At first blush, oncology looks like the most obvious exception to this hypothesis, and seems like a discipline where precise subtyping and identification of unique drivers has truly revolutionized the field, leading to relatively specific treatments that target specific “driver” genes and pathways. Yet, Kathiresan and Khera suggest that immune-oncology research may prove “potentially even more influential.” Immunotherapy, they argue, was born from “recognition of a key causal pathway,” and is “largely agnostic to the specific driver mutation of an individual cancer cell,” and thus may “have utility across a broad range of cancer subtypes.”

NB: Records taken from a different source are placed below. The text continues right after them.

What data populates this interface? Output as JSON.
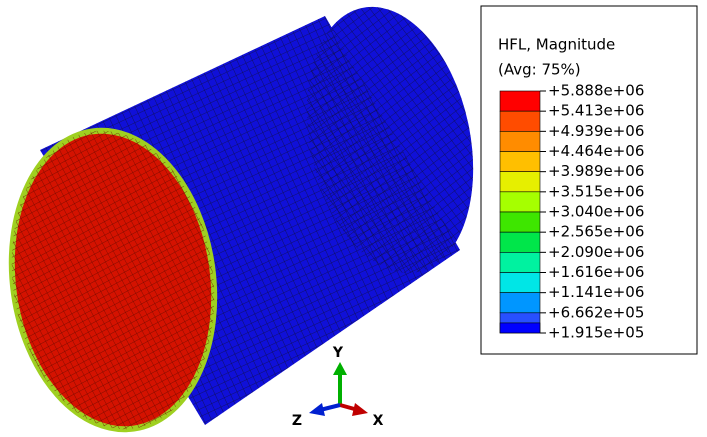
{
  "legend": {
    "title": "HFL, Magnitude",
    "subtitle": "(Avg: 75%)",
    "labels": [
      "+5.888e+06",
      "+5.413e+06",
      "+4.939e+06",
      "+4.464e+06",
      "+3.989e+06",
      "+3.515e+06",
      "+3.040e+06",
      "+2.565e+06",
      "+2.090e+06",
      "+1.616e+06",
      "+1.141e+06",
      "+6.662e+05",
      "+1.915e+05"
    ],
    "colors": [
      "#ff0000",
      "#ff4c00",
      "#ff8c00",
      "#ffbf00",
      "#e6ef00",
      "#a6ff00",
      "#3ee600",
      "#00e64a",
      "#00f2a0",
      "#00e6e6",
      "#0096ff",
      "#2850ff",
      "#0000ff"
    ]
  },
  "triad": {
    "y": "Y",
    "z": "Z",
    "x": "X"
  }
}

Until now, precision medicine has been animated by the belief that detailed genetic and phenotypic analysis will dissect complex diseases into distinct and more tractable subtypes. Kathiresan and Khera’s recent commentary asks whether we should question this assumption, and suggest that most complex conditions are likely to be caused by a collection of core causal factors, which blend in any given individual to cumulatively cause the disease. The authors endorse the detailed molecular identification of these factors, and anticipate that targeting some of these factors could result in generally effective treatments for many suffering from the condition – though how to pick which of the many potential factors to target seems less obvious; perhaps loss-of-function variants with a clear phenotype could represent a useful starting point.
If Kathiresan and Khera are correct, precision medicine may not produce customized cures for each patient – but instead offer the hope that in elucidating the complex genetic architecture of disease, we will be able to identify and develop novel therapeutics each offering benefit to large numbers of suffering patients.
It’s an interesting theory – but so was the one it hopes to replace. As always in science, we’ll enjoy the conversation, but look for the data.